“Wake-up call” for Australian Boards: Regulator identifies shortcomings in Bank’s practices
In the wake of the 2008 financial crisis and revelations concerning Wells Fargo’s sales practices, numerous reviews have been launched by regulators in Canada and around the world to examine financial institutions’ practices and procedures (we previously detailed reviews by Canadian regulators here). One of the banks under scrutiny was the Commonwealth Bank of Australia (“CBA”), which was subject to an inquiry by the Australian Prudential Regulation Authority (“APRA”). APRA’s final report, released on April 30, 2018 (the “Report”), emphasized the importance of regulatory inquiry into CBA’s affairs, since the past few years have seen an erosion of trust in banks: “‘Conduct risk’ has entered the lexicon of bank Boards and regulators as a clear and present danger”, the Report pronounced.
On August 28, 2017, APRA announced that it would establish a prudential inquiry into governance, culture, and accountability within the CBA, with a mandate to identify any “shortcomings in the frameworks and practices” in those areas and make any recommendations about how to address them.
As noted by the Report, the inquiry “followed a number of incidents in recent years that have damaged the reputation and public standing of the CBA group”, including: misconduct by financial advisors; fees for no service of financial advice; anti-money laundering breaches; and mis-selling of margin loans to retail customers and of credit card insurance. The Report concluded that the bank’s governance, culture, and accountability practices required substantial improvement.
The Report critically examines the CBA’s management of operational, compliance and conduct risks, and concludes that the CBA has demonstrated inadequate oversight of and accountability for non-financial risks, weak responsiveness, and an ineffective risk management framework.
While the Report notes that the CBA has undertaken a number of initiatives to strengthen its risk management capabilities, and improve the effectiveness of its Board and committees, it identified a number of significant issues, including:
- A lack of ownership over key risks at the Executive Committee level, and inadequate oversight and challenge of emerging non-financial risks;
- An overconfidence in the operation of the Board and its committees, as well as a lack of benchmarking to assess effectiveness;
- Weaknesses in the escalation and resolution of issues, incidents and risks;
- Inadequate reporting of customer complaints to the Executive Committee and the Board;
- Overly complex and bureaucratic decision making processes, including a flawed operational risk management framework;
- An emphasis on process rather than outcomes in operational risk and compliance; and
- A flawed remuneration framework (wherein there are few disincentives for poor risk or customer outcomes and conversely few incentives to produce positive customer outcomes).
The Report identified these deficiencies as symptoms of the CBA’s ailing culture. In Particular, the Report found that the bank suffered from “organizational complacency”, with a reactive (instead of proactive) approach to risk, and that it had become insular and reluctant to generate or heed constructive criticism. In short, the Report found that the CBA neglected to focus on outcomes.
The Report sets out specific recommendations aimed at strengthening governance, accountability, culture, and remediation efforts within the CBA, calling for: more rigorous Board and Executive Committee governance over non-financial risks; scrupulous accountability standards (reinforced by remuneration practices); improved efficacy for operational risk management and compliance functions; and a shift in culture, intended to engender caution in customer dealings and a heightened awareness of risk identification and remediation.
Australia’s Treasurer, Scott Morrison, called the Report a “wake-up call” for all Board members in Australia, noting:
“The report, I think, is required reading not only for every financial institution in this country but, frankly, it should be the next item on the agenda of every single board meeting in this country regardless of whether you’re a bank or not. It goes to the heart of what responsibilities of board directors are.”
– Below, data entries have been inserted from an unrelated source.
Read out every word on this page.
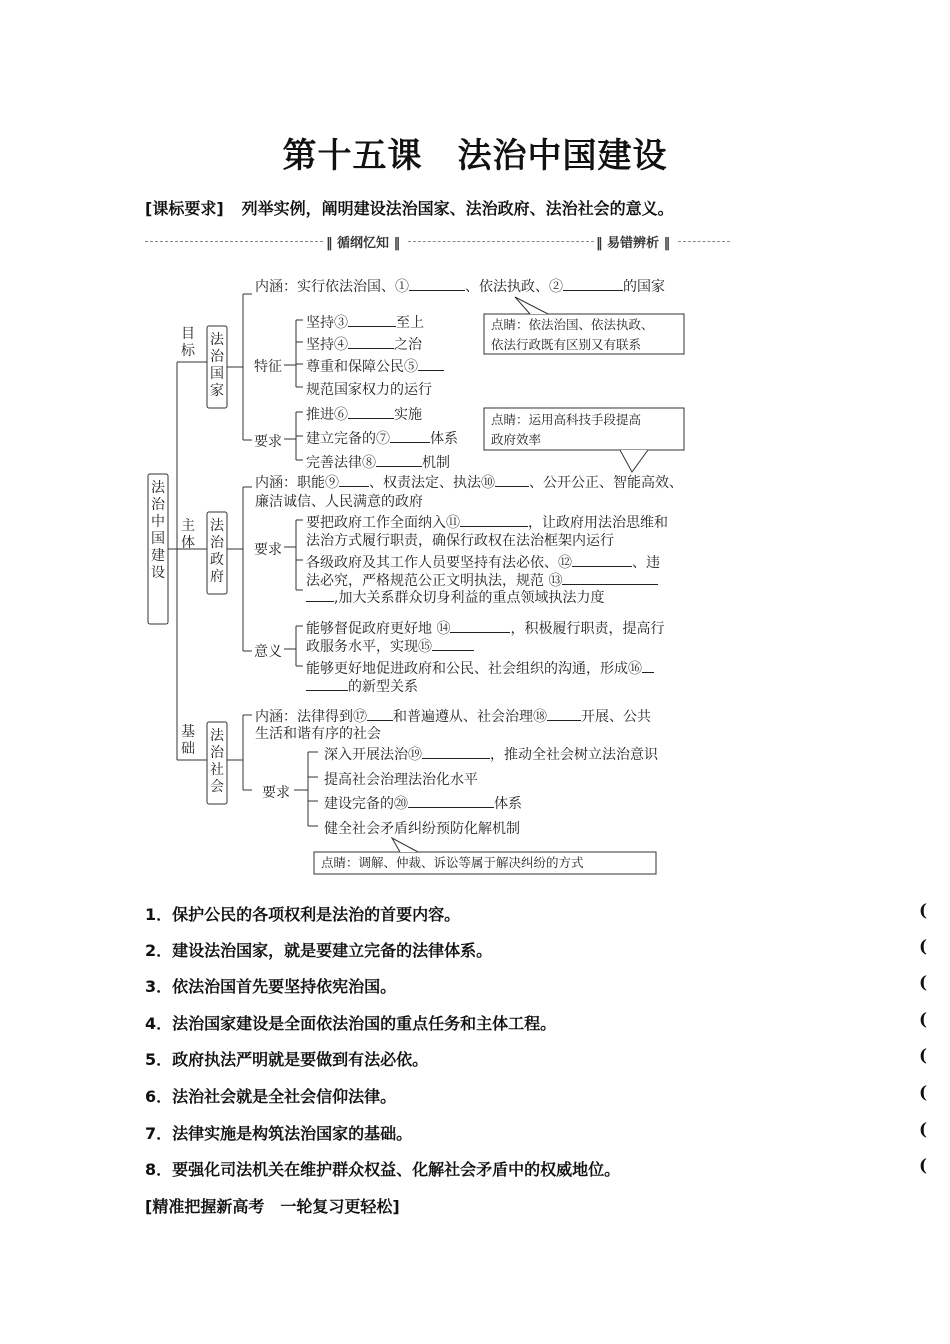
第十五课　法治中国建设
[课标要求] 列举实例，阐明建设法治国家、法治政府、法治社会的意义。
‖ 循纲忆知 ‖	‖ 易错辨析 ‖
法
治
中
国
建
设
目
标
主
体
基
础
法
治
国
家
法
治
政
府
法
治
社
会
内涵：实行依法治国、①	、依法执政、②	的国家
特征
坚持③	至上
坚持④	之治
尊重和保障公民⑤
规范国家权力的运行
要求
推进⑥	实施
建立完备的⑦	体系
完善法律⑧	机制
点睛：依法治国、依法执政、
依法行政既有区别又有联系
点睛：运用高科技手段提高
政府效率
内涵：职能⑨ 、权责法定、执法⑩ 、公开公正、智能高效、
廉洁诚信、人民满意的政府
要求
要把政府工作全面纳入⑪	，让政府用法治思维和
法治方式履行职责，确保行政权在法治框架内运行
各级政府及其工作人员要坚持有法必依、⑫	、违
法必究，严格规范公正文明执法，规范 ⑬
,加大关系群众切身利益的重点领域执法力度
意义
能够督促政府更好地 ⑭	，积极履行职责，提高行
政服务水平，实现⑮
能够更好地促进政府和公民、社会组织的沟通，形成⑯
的新型关系
内涵：法律得到⑰ 和普遍遵从、社会治理⑱ 开展、公共
生活和谐有序的社会
要求
深入开展法治⑲	，推动全社会树立法治意识
提高社会治理法治化水平
建设完备的⑳	体系
健全社会矛盾纠纷预防化解机制
点睛：调解、仲裁、诉讼等属于解决纠纷的方式
1．保护公民的各项权利是法治的首要内容。	(
2．建设法治国家，就是要建立完备的法律体系。	(
3．依法治国首先要坚持依宪治国。	(
4．法治国家建设是全面依法治国的重点任务和主体工程。	(
5．政府执法严明就是要做到有法必依。	(
6．法治社会就是全社会信仰法律。	(
7．法律实施是构筑法治国家的基础。	(
8．要强化司法机关在维护群众权益、化解社会矛盾中的权威地位。	(
[精准把握新高考　一轮复习更轻松]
Implications for Canadian financial institutions
The findings and recommendations flowing from APRA’s review of the CBA can serve as a useful point of reflection for financial institutions around the world. The Report emphasizes the importance of accountability and delivers a number of tools to vigilantly combat non-financial risks and ensure compliance. Regulated entities should consider whether their own culture, governance, and accountability practices sufficiently meet fast changing regulatory and consumer expectations identified in the Report, and assess the robustness of their own organization’s culture of compliance.